Eine Stadtstraße mit hohen, einzigartig gestalteten Universitätsgebäuden im Hintergrund, Straßenlaternen, Straßenlaternen, Kraftfahrzeugen, Informationsschildern, Büschen, Bäumen und einem bewölkten Himmel.Nico Peters

Essen plant neuen Verwaltungscampus an der Bernestraße bis 2030

Essen entscheidet sich für Entwurf des neuen Verwaltungscampus an der Bernestraße

Die Stadt Essen hat ein Design für ihren neuen Verwaltungsstandort an der Bernestraße ausgewählt. Der siegreiche Entwurf des Büros PBA Peter Bastian Architekten ersetzt das gescheiterte Projekt BürgerRatHaus. Stadtvertreter bezeichnen den Plan als wichtigen Schritt für die städtische Entwicklung und die öffentliche Sicherheit.

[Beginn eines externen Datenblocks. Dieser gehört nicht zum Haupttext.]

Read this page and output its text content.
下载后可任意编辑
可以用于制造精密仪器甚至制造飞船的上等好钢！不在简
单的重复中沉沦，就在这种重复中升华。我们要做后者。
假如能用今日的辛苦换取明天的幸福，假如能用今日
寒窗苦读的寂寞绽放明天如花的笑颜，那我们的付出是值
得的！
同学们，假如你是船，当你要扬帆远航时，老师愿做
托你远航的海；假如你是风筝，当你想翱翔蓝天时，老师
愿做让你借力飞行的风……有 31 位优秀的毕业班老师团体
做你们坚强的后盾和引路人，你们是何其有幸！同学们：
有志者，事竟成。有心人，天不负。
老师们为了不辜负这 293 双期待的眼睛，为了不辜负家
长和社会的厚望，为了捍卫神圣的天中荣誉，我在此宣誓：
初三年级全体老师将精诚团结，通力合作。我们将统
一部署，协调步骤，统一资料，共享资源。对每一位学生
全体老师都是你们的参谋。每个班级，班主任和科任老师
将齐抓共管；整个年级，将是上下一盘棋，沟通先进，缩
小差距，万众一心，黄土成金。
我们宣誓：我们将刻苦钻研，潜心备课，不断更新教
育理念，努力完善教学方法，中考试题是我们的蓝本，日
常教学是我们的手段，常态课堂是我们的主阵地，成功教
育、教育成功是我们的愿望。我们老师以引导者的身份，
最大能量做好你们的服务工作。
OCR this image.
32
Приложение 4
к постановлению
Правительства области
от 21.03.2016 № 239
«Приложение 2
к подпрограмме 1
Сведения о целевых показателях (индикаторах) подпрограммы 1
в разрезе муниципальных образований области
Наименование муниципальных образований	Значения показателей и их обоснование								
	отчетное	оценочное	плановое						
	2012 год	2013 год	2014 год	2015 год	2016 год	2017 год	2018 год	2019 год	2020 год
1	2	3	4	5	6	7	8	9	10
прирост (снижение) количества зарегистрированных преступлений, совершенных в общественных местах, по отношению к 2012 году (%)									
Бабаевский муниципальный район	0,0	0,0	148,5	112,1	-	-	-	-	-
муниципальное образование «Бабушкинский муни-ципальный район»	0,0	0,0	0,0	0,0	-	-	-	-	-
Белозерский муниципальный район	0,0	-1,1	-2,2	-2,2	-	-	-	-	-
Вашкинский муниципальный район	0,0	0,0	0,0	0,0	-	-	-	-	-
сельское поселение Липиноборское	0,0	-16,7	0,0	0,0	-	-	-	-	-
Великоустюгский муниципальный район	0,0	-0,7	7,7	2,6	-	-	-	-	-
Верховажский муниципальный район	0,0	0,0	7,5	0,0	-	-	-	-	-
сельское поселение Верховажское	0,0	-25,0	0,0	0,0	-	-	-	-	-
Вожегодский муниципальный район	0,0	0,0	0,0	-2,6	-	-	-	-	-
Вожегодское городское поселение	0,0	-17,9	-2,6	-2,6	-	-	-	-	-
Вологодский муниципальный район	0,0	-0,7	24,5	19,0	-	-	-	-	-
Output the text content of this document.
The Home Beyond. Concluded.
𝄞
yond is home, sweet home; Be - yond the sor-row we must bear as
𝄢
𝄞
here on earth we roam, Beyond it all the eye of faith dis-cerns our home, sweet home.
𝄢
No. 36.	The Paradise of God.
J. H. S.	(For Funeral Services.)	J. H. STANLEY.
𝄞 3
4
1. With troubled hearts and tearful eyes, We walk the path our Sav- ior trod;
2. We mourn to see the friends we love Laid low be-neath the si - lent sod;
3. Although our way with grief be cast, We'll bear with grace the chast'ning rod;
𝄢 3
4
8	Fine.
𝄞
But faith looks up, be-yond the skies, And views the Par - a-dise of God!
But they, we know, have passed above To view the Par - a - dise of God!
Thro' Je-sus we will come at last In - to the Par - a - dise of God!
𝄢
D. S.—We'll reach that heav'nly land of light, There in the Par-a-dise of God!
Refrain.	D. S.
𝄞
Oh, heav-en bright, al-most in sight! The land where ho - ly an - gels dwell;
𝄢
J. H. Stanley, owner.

Das ursprüngliche BürgerRatHaus-Vorhaben war im Sommer 2022 aufgrund explodierender Baukosten und wirtschaftlicher Unsicherheiten im Zusammenhang mit dem Ukraine-Krieg aufgegeben worden. Nun setzt Essen auf eine neue Vision für das Gelände des ehemaligen Hauptbads, die Stadtplanung und moderne Architektur verbindet.

Eine Jury entschied sich für den Vorschlag des Münsteraner Büros, der einen stufenweisen Bauansatz vorsieht. Die erste Phase soll bis 2030 fertiggestellt werden und das Polizeipräsidium I, Teile der Ordnungsbehörde sowie Essens Krisenmanagement aufnehmen. Ziel ist es, zentrale Dienstleistungen zu bündeln und die Zusammenarbeit zwischen den Behörden zu verbessern.

Die Immobilien Management Essen GmbH (IME) übernimmt die Projektsteuerung von der Planung bis zur Fertigstellung. Eine Ausstellung der drei finalen Entwürfe – darunter auch der Siegerentwurf – ist derzeit im Foyer des Essener Rathauses zu sehen.

Das Projekt umfasst zudem eine Sicherheitskooperation zwischen dem Stadtportal und der Essener Polizei. Oberbürgermeister Thomas Kufen lobte den Entwurf als zukunftsweisende Lösung für die Verwaltungs- und Stadtentwicklungsbedürfnisse Essens.

Der neue Campus wird Polizei, Ordnungsamt und Krisenstäbe unter einem Dach vereinen. Der Bau soll in Abschnitten erfolgen, wobei die ersten Gebäude bis Ende des Jahrzehnts nutzbar sein sollen. Die Stadt strebt einen effizienteren und sicheren Standort für öffentliche Dienstleistungen an.